21 августа 1848 года он писал: «Пусть Европа делает все что ей заблагорассудится. Отныне я всего лишь частица имения Верховни».
В Париже госпожа Бернар-Франсуа де Бальзак согласилась посторожить особняк на улице Фортюне. Она поселилась там с двумя слугами. Отставной военный Франсуа Минх был нанят, чтобы защищать особняк от бунтовщиков и грабителей, наводнивших улицы. А служанка Занелла только и умела, что мыть полы.
Бальзак доверил свое творчество Лоран-Жану, дав ему полномочия блюсти свои литературные и театральные интересы. «В Верховне я буду писать пьесы так же хорошо, как и здесь».
Если верить подсчетам Бальзака, обставленный и отделанный дом, превратившийся в настоящее чудо, обошелся ему в 325 тысяч франков. Причем в счет этой суммы Бальзак еще должен был заплатить 96 тысяч франков, не говоря уже о долге в 50 тысяч за прочие расходы. Бальзак не хотел в этом признаваться, но он не был готов слишком утруждать себя и рассчитывал на великодушие госпожи Ганской.
Гнездышко было готово, не хватало только птиц.
Путешествие из Парижа в Верховню прошло хорошо. Бальзак купил дорогие фраки и халаты, которые Бюиссон отделал мехом. Правда, чемодан, отправленный по почте, прибыл только в декабре.

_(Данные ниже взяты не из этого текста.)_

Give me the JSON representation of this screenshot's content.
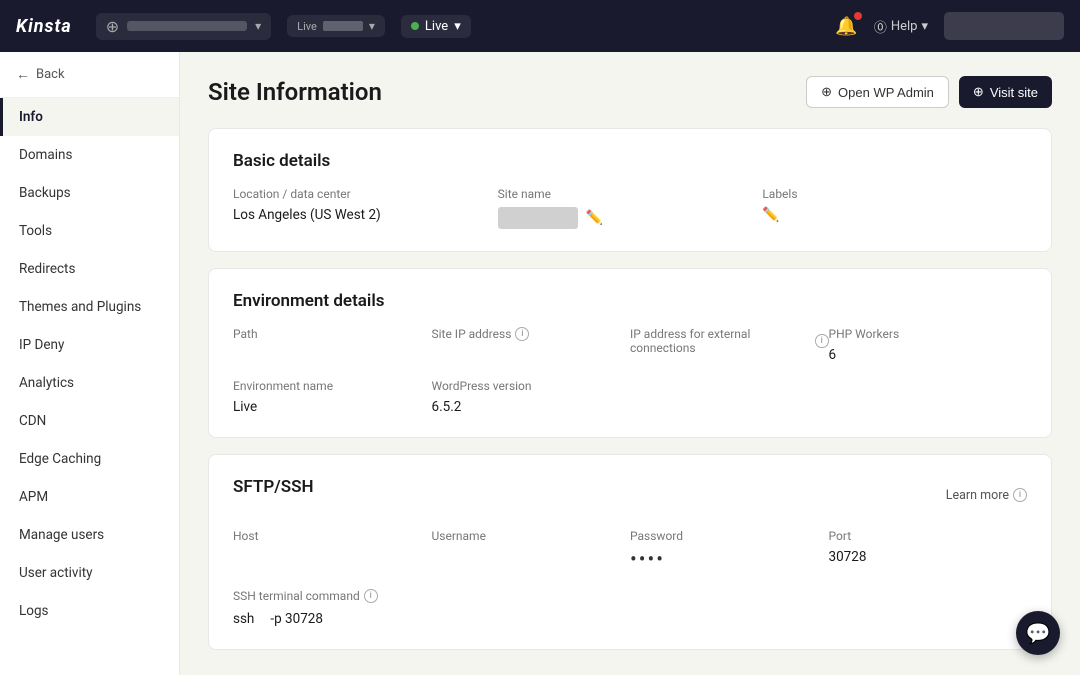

«В СЛУЧАЕ, ЕСЛИ ВСЕ УЛАДИТСЯ…»
В течение всех 19 месяцев, что Бальзак провел в Верховне, он настолько тяжело болел, что совершенно не мог работать. Он лишь с трудом писал самые необходимые письма. Он продолжал непреклонно верить в методы лечения доктора Кноте, который внимательно осматривал его, щупал пульс, а затем подбирал соответствующие порошки. В глубине души Бальзак, всегда трезво смотревший на неизбежность конца, смеялся над этими лекарствами. Он испытывал чрезмерную усталость, на душе у него скребли кошки, он изнемогал от мучительных головных болей и едва держался на ногах.
К Бальзаку был приставлен мужик, чтобы разжигать и поддерживать огонь в печи. Всякий раз, когда Бальзак замерзал, он приказывал мужику, чтобы тот вскипятил большой кофейник, до краев наполненный кофе. Мужик с ужасом глядел, как Бальзак поглощал этот целебный напиток. И только тогда тело больного понемногу начинало согреваться. Кофе также перебивал отвратительный вкус местной пищи.

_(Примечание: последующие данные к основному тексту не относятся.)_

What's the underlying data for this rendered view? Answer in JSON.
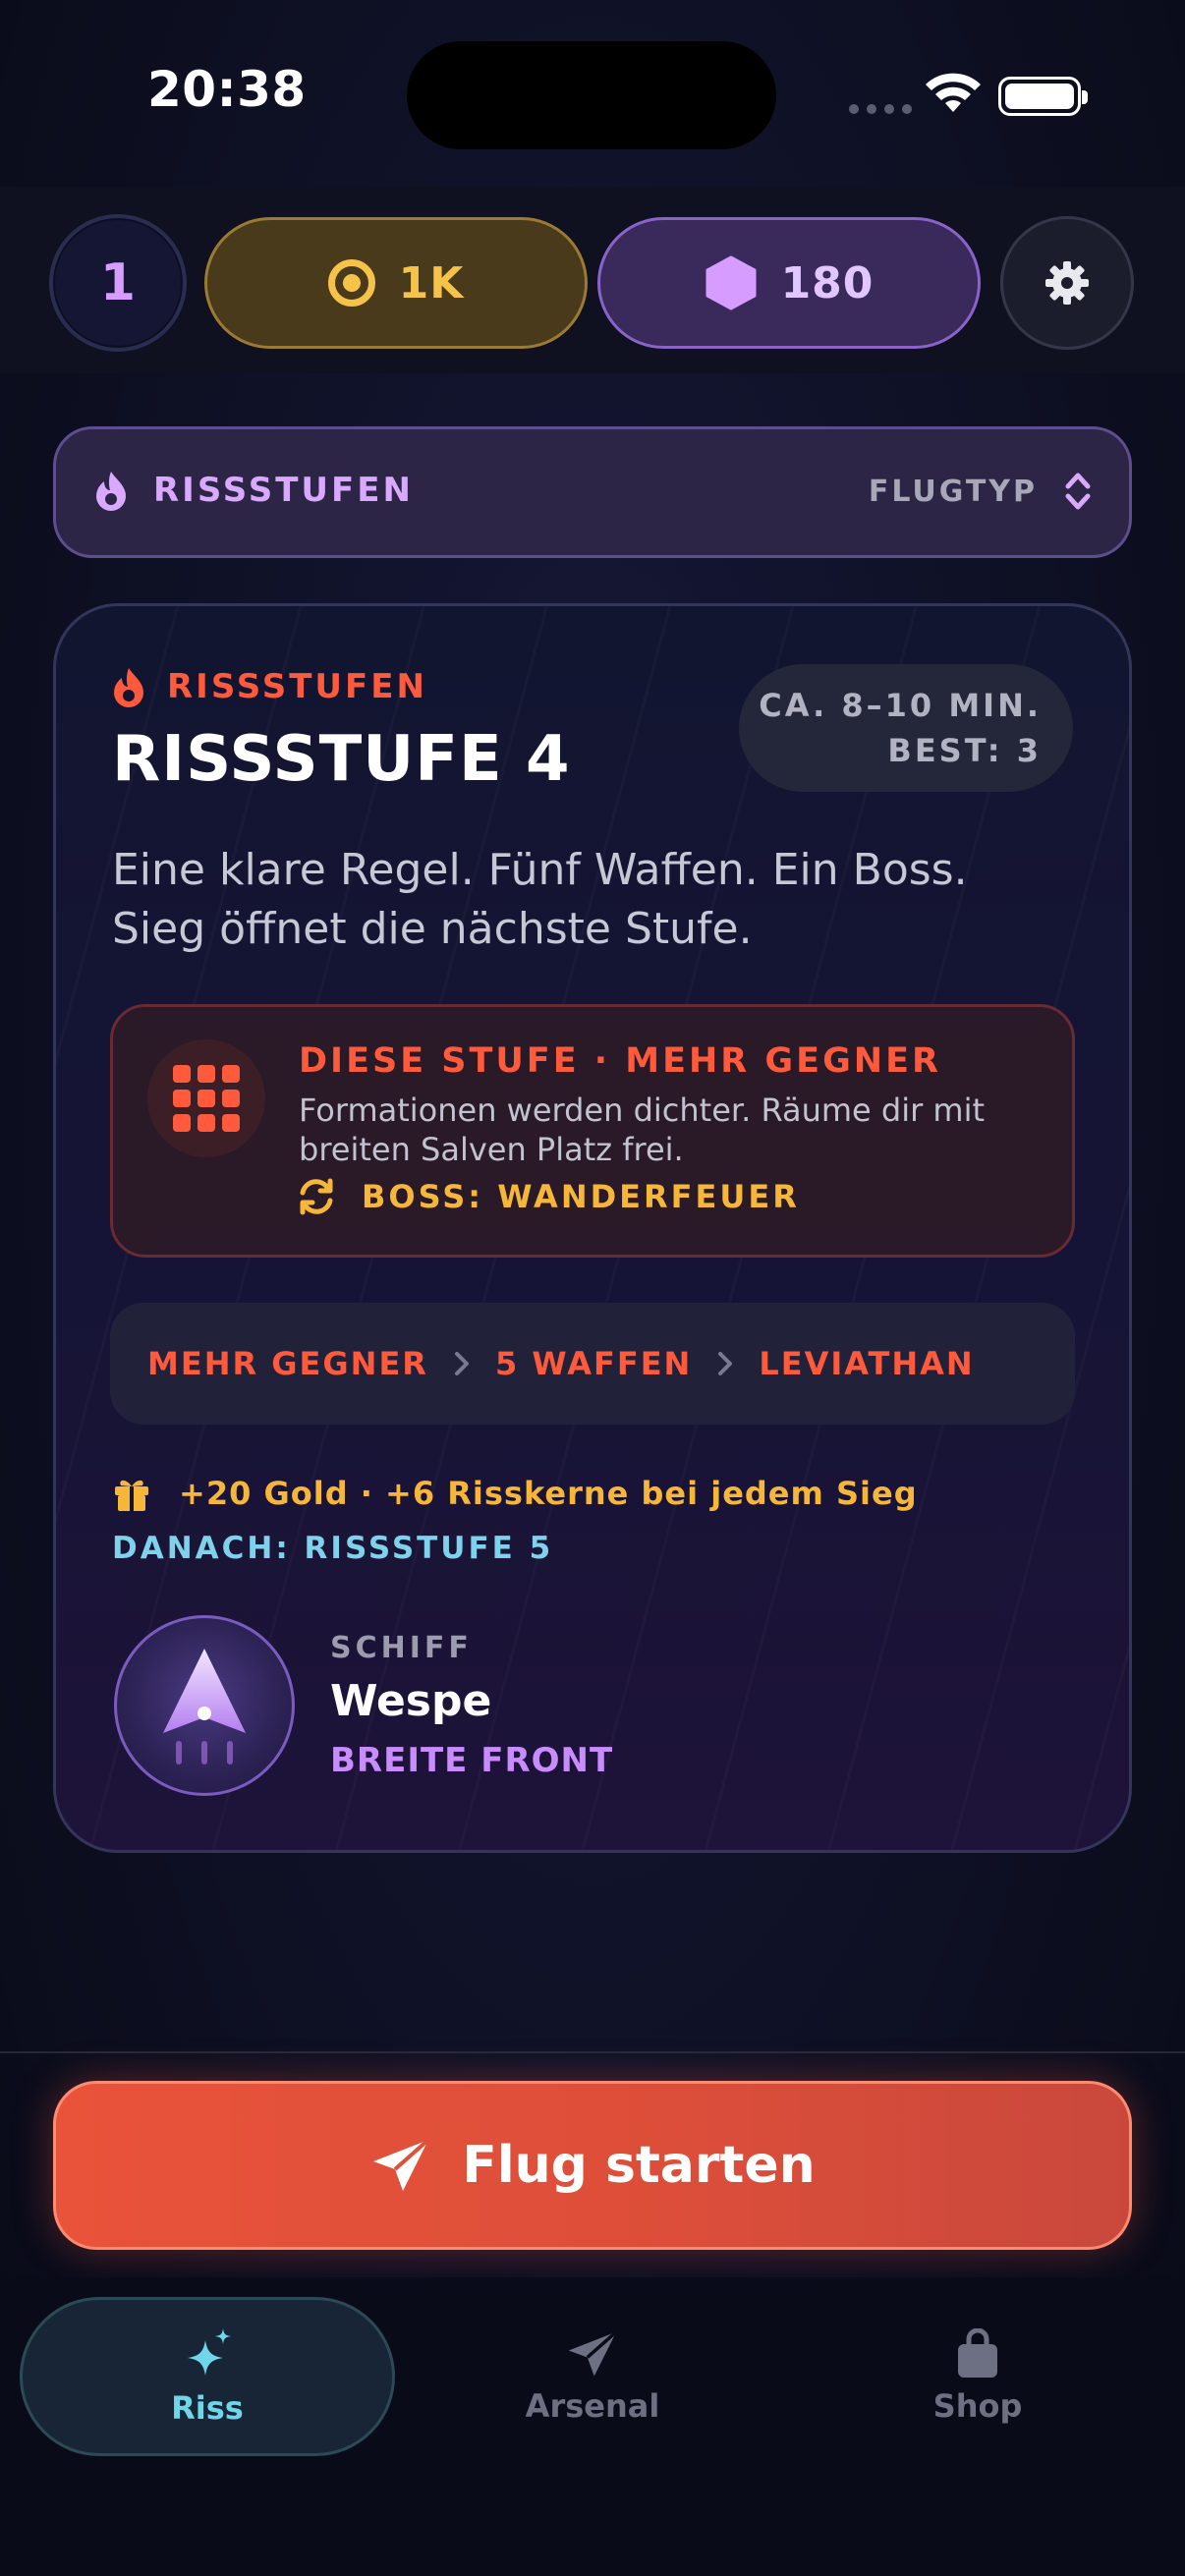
{
  "status_bar": {
    "time": "20:38"
  },
  "header": {
    "level": "1",
    "gold": "1K",
    "gems": "180"
  },
  "mode_selector": {
    "label": "RISSSTUFEN",
    "type_label": "FLUGTYP"
  },
  "stage_card": {
    "tag": "RISSSTUFEN",
    "title": "RISSSTUFE 4",
    "duration": "CA. 8–10 MIN.",
    "best": "BEST: 3",
    "description": "Eine klare Regel. Fünf Waffen. Ein Boss. Sieg öffnet die nächste Stufe.",
    "modifier": {
      "title": "DIESE STUFE · MEHR GEGNER",
      "description": "Formationen werden dichter. Räume dir mit breiten Salven Platz frei.",
      "boss": "BOSS: WANDERFEUER"
    },
    "path": [
      "MEHR GEGNER",
      "5 WAFFEN",
      "LEVIATHAN"
    ],
    "reward": "+20 Gold · +6 Risskerne bei jedem Sieg",
    "next": "DANACH: RISSSTUFE 5",
    "ship": {
      "label": "SCHIFF",
      "name": "Wespe",
      "trait": "BREITE FRONT"
    }
  },
  "start_button": {
    "label": "Flug starten"
  },
  "tabs": [
    {
      "label": "Riss",
      "icon": "sparkles-icon",
      "active": true
    },
    {
      "label": "Arsenal",
      "icon": "paper-plane-icon",
      "active": false
    },
    {
      "label": "Shop",
      "icon": "shopping-bag-icon",
      "active": false
    }
  ],
  "colors": {
    "accent_red": "#ff5a3c",
    "gold": "#f6c34a",
    "purple": "#d9a8ff",
    "cyan": "#6fd6ea"
  }
}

Ева и ее дети оказали Бальзаку участливый прием и старались предупредить все его желания. По вечерам Бальзак, если не играл в шахматы с госпожой Ганской, которая приходила в ярость, когда проигрывала, состязался с Георгом в сочинении каламбуров, которые он называл «испорченными детьми плохого вкуса и скабрезности». Иногда весь вечер они слушали музыку. Для Анны Бальзак он стал «дорогим папой», но Ева по-прежнему относилась к нему как к «обласканному гостю».